How to set up the EC2 API Tools under Linux (Ubuntu 12.04 LTS)

by Alexander Weiß

A few weeks ago I wrote about setting up the EC2 API Tools under Windows. I decided to write the How to for Windows because there are not many guides for Windows available. Today I decided to write a guide for Linux, because I don’t want to give the impression, that I recommend Windows. In fact, it’s rather the opposite.

This guide is based on a fresh Ubuntu 12.04 LTS installation. If you use another distribution or version, you might have to alter the commands in this post to match them to your environment.

First you have to install a Java Runtime Environment, because the EC2 API Tools are written in Java. You can use the command “apt-get install default-jre” to install the OpenJDK Runtime Environment. If you want to install the Java Runtime environment from Oracle you have to download it form their website.

The EC2 API Tools require an environment variable “JAVA_HOME”, which points to the home directory of Java. You can either set it every time you open a new shell by using the export command. But if you plan to use the EC2 API Tools more than once in a while it is better to include it in the shell start-up scripts.

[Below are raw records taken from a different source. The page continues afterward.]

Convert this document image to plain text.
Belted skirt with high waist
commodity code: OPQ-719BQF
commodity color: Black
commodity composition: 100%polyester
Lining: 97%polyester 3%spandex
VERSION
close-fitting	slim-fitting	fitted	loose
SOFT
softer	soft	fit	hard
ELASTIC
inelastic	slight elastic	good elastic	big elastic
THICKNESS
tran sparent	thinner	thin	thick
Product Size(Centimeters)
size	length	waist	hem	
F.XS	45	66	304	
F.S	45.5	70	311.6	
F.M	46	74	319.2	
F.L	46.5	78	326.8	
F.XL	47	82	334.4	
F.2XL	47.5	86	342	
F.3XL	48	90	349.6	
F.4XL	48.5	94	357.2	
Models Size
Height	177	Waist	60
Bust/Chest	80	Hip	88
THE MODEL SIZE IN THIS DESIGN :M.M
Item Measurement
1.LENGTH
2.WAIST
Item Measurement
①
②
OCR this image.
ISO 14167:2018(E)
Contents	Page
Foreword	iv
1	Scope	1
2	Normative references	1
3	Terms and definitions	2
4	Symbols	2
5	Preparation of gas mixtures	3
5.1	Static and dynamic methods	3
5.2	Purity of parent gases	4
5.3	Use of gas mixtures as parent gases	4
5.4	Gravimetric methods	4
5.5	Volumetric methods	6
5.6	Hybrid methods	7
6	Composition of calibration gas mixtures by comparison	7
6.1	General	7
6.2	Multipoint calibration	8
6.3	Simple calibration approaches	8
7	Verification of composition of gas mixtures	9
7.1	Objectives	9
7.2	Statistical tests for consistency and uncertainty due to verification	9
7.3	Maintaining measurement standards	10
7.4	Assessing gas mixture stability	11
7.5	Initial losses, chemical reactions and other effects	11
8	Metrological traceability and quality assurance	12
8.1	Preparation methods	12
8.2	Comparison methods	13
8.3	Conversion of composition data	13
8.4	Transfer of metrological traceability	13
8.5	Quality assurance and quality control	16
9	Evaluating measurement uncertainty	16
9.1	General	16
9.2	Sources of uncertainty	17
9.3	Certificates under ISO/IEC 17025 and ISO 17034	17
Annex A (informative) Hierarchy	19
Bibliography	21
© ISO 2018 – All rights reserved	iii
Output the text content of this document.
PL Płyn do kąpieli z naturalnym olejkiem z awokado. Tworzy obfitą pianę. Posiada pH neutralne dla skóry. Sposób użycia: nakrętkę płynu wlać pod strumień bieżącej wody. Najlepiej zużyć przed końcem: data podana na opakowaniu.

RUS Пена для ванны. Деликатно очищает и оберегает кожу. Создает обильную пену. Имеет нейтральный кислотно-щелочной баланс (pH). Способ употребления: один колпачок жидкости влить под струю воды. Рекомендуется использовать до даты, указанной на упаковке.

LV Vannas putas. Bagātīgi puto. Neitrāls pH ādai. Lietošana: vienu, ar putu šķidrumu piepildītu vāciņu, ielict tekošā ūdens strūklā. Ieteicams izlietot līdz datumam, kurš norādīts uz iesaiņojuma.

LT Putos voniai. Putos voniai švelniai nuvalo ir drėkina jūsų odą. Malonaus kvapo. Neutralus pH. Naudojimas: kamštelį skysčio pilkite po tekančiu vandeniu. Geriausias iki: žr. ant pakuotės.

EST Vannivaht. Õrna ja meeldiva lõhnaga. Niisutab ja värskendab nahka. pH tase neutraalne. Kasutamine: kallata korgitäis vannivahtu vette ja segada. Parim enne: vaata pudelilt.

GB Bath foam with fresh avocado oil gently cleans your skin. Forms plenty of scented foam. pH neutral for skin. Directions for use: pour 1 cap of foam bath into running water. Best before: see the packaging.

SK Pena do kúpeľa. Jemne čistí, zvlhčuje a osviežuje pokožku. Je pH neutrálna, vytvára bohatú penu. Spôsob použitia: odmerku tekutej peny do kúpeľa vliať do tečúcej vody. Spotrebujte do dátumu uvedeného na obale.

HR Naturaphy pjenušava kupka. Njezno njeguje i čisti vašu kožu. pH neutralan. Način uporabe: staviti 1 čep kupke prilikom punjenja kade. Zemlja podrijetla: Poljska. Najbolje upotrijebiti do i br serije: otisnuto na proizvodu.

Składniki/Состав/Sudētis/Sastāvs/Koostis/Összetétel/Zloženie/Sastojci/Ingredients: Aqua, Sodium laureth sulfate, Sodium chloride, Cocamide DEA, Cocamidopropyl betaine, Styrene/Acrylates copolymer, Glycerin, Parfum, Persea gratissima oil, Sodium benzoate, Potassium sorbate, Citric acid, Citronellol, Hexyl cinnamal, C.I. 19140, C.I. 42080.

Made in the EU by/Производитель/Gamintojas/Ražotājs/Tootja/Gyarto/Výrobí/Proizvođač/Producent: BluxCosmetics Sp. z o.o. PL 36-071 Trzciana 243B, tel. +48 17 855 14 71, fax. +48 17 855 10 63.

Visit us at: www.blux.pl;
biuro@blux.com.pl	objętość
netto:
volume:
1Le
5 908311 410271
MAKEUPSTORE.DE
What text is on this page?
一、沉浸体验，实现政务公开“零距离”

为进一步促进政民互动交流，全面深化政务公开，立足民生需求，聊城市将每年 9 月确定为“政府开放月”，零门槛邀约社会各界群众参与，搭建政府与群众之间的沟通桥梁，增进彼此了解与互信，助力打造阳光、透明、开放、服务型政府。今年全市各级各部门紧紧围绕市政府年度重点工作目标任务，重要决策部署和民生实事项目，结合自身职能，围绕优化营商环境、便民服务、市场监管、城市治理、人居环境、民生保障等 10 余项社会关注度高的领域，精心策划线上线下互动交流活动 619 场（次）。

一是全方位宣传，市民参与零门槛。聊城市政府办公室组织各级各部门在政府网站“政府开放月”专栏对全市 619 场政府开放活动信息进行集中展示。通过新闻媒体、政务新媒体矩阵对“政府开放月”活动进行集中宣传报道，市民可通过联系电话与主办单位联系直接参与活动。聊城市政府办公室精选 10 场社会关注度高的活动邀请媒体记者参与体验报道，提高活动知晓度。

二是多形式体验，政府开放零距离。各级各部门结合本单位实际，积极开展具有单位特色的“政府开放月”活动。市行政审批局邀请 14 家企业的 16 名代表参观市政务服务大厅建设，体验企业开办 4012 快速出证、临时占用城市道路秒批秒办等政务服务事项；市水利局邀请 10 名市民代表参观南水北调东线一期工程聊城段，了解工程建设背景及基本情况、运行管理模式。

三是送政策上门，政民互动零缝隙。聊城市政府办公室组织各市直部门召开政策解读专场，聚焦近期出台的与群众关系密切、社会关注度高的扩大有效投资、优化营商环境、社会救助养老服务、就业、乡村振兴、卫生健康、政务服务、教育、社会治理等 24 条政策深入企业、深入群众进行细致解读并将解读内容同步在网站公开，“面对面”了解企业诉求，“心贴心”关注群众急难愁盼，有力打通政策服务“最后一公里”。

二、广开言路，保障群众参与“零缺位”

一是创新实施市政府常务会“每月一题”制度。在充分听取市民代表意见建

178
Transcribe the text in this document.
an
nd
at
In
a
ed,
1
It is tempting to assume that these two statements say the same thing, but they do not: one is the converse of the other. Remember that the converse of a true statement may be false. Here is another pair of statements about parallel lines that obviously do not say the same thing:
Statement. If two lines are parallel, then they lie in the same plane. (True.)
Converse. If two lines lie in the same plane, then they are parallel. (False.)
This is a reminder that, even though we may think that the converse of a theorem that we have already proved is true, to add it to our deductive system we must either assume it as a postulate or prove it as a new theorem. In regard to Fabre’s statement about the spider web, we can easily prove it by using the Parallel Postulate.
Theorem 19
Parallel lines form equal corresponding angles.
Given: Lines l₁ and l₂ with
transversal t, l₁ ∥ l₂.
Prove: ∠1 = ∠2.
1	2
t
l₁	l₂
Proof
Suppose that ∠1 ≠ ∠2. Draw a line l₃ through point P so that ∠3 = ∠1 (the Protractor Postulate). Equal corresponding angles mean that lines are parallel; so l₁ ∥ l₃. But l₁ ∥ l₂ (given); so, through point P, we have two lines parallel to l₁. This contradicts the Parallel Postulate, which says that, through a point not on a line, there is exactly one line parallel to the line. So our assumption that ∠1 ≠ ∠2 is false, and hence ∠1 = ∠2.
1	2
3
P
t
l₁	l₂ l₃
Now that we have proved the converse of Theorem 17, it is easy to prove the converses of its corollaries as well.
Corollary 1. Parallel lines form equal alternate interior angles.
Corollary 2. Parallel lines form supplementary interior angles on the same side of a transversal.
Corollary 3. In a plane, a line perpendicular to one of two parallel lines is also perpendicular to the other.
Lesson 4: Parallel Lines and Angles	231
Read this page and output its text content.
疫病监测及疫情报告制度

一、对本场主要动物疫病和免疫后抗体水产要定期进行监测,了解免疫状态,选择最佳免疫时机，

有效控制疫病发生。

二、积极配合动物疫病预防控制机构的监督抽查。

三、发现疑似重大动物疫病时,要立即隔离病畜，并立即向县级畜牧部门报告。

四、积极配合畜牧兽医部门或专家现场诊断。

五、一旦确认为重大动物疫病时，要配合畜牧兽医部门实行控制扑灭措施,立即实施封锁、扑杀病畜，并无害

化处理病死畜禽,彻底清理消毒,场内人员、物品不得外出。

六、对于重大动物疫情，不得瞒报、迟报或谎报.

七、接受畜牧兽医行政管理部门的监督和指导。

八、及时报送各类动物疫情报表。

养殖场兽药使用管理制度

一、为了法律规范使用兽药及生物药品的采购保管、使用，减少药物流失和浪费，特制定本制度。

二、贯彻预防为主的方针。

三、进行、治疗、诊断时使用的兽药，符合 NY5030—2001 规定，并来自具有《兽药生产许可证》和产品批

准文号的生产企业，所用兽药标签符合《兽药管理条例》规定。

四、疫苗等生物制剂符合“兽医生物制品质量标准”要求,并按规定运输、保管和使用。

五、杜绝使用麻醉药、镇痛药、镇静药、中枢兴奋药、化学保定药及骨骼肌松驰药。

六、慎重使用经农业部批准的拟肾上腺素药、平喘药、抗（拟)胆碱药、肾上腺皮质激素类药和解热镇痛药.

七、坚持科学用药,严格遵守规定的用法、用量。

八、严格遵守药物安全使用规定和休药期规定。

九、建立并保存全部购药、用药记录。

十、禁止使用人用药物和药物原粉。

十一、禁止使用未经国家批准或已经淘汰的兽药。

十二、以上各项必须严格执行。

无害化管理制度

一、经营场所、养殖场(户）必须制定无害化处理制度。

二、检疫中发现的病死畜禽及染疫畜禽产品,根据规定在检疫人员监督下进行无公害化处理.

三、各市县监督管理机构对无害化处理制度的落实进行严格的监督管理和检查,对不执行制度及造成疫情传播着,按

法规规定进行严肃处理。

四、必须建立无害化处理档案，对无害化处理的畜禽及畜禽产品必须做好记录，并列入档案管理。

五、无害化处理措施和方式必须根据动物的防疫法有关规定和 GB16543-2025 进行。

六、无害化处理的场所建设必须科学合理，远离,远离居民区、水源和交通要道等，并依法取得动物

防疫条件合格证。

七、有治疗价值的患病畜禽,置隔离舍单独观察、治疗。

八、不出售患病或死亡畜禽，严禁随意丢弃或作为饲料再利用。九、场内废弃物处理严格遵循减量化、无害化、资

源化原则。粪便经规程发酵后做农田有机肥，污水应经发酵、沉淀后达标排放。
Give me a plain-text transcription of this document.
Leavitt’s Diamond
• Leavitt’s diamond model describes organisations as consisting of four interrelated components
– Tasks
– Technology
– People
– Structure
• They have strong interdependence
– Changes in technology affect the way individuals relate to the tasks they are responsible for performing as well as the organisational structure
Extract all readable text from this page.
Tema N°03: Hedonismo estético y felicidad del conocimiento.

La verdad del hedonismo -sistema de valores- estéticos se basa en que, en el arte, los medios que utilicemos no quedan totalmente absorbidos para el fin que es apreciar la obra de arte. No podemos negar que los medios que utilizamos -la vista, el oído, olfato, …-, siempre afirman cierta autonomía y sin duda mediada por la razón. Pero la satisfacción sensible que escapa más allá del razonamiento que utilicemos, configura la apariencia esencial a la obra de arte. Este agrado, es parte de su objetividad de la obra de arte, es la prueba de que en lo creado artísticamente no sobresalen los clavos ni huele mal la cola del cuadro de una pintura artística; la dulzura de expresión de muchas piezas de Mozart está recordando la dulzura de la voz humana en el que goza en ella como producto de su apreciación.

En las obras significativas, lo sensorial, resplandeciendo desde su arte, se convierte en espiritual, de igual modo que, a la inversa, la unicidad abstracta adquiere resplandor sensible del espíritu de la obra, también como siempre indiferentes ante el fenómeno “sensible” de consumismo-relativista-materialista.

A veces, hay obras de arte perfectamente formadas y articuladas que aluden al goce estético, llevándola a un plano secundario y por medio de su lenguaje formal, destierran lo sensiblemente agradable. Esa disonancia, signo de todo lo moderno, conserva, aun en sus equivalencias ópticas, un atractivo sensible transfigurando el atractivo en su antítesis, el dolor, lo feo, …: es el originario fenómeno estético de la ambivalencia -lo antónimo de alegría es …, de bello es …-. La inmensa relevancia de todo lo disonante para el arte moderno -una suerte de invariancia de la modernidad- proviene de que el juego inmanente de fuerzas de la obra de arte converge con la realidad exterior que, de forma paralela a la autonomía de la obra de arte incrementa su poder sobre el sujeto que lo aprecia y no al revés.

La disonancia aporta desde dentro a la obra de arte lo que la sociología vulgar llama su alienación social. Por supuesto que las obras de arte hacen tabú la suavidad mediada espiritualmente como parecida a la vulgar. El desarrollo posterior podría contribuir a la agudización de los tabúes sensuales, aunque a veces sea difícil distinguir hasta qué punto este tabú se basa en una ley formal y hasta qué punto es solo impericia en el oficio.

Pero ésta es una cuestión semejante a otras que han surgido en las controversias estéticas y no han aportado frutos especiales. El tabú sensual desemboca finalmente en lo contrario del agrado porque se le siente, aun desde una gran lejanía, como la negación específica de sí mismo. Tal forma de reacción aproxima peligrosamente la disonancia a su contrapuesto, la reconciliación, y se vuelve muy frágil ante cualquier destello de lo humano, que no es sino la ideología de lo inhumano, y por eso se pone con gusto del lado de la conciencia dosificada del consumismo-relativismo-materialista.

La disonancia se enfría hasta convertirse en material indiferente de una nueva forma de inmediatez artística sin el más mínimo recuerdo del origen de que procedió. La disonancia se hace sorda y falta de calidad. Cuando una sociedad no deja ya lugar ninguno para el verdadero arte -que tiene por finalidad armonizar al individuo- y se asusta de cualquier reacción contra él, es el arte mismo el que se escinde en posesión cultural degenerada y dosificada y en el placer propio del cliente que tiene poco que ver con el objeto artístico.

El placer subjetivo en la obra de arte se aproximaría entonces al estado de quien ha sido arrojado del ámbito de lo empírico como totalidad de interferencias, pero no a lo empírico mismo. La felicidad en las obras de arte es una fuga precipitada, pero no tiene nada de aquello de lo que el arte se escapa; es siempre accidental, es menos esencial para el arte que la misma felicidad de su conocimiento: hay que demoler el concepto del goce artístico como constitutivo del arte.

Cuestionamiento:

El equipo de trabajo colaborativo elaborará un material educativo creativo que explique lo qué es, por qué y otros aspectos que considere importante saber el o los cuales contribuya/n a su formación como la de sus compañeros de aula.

You can easily figure out where the Java executable lies by running the “which” command:

which java

The output should be “/usr/bin/java” and the correct path for the “JAVA_HOME” variable is “/usr”. Set the environment variable by executing the following command:

export JAVA_HOME=/usr

Verify that the variable is configured correctly:

$JAVA_HOME/bin/java –version

You shouldn’t get an error, but a display of the Java version.

Setting up the EC2 API Tools

The next step is to install the EC2 API Tools. However, calling it installation is kind of misleading here, because you don’t install anything you just have to download the tools, unzip them and configure some environment variables. You can download the EC2 API Tools here.

But before I write about the installation, I want to make a small excursion for the security aware among you: If you want to verify that the zip-file you have downloaded is not manipulated by a third party, you can validate the signature of the zip file with gpg. If you don’t know how to validate a signature with gpg, you can follow this guide.

The first environment variable you have to set is the “EC2_HOME” variable. It should point to the bin directory of the EC2 API Tools’ installation path. Before you know the path you have to unzip the EC2 API Tool file you have downloaded.

You probably don’t want your EC2 API Tools lying around in your download directory, so create a directory for them. After that unzip the files into the directory and move the files to the right directory, because they get unzipped into a subfolder:

mkdir /opt/ec2
unzip –d /opt/ec2 ec2-api-tools.zip
mv /opt/ec2/ec2-api-tools/* /opt/ec2/

If you used the same directory as I did, you have to set the “EC2_HOME” variable to “/opt/ec2”:

export EC2_HOME=/opt/ec2

You should also add the path to the EC2 API Tools’ bin directory to the PATH environment variable, because it will save you some typing:

export PATH=$PATH:$EC2_HOME/bin

Setting up AWS credentials for EC2 API Tools

To authenticate yourself to the EC2 API you have to invoke the EC2 API Tools commands with two parameters “aws-access-key” and “aws-secret-key”. As you don’t want to type the parameters and the keys every time you use the EC2 API Tools, you should set two more environment variables.

But first we have to know the value of both keys. Go to the Amazon Web Services homepage ( http://aws.amazon.com )  and click on “My Account/Console” -> ”Security Credentials”. Sign in and go to the section “Access Credentials”. Note the “Access Key ID” and the “Secret Access Key”. To get the last one you have to click on the link “Show”.

Now set the two environment variables:

export AWS_SECRET_KEY=”your AWS secret key”
export AWS_ACCESS_KEY=”your AWS access key”

Congratulations, you are done now. If you want to check if you have done everything right execute the command “ec2-describe-regions”. If you get a list of all EC2 regions you have done well and the EC2 API Tools are ready to use.

Advantages of using Linux

As I said in the beginning of the article I recommend using the EC2 API Tools under Linux. There are some advantages compared to using them under Windows:

  1. Many scripts, which make use of the EC2 API Tools and which can be found in the Internet, are written for Linux and require other Linux tools to work
  2. Many of the third party applications you can find in the Internet rely on the EC2 API Tools. Most of them are developed under Linux, so you might not use them under Windows or run into trouble if you want to use them under Windows
  3. The biggest advantage in my eyes is that the user base is much bigger for Linux. So if you run into any problems it should be a lot easier to find a solution or at least find someone who can help you

But I want to point out that the EC2 API Tools work perfectly under Windows. I often use them under Windows myself, but I often switch to Linux if I want to do something out of the ordinary. Do you share my experience? Is anybody running the tools under Cygwin?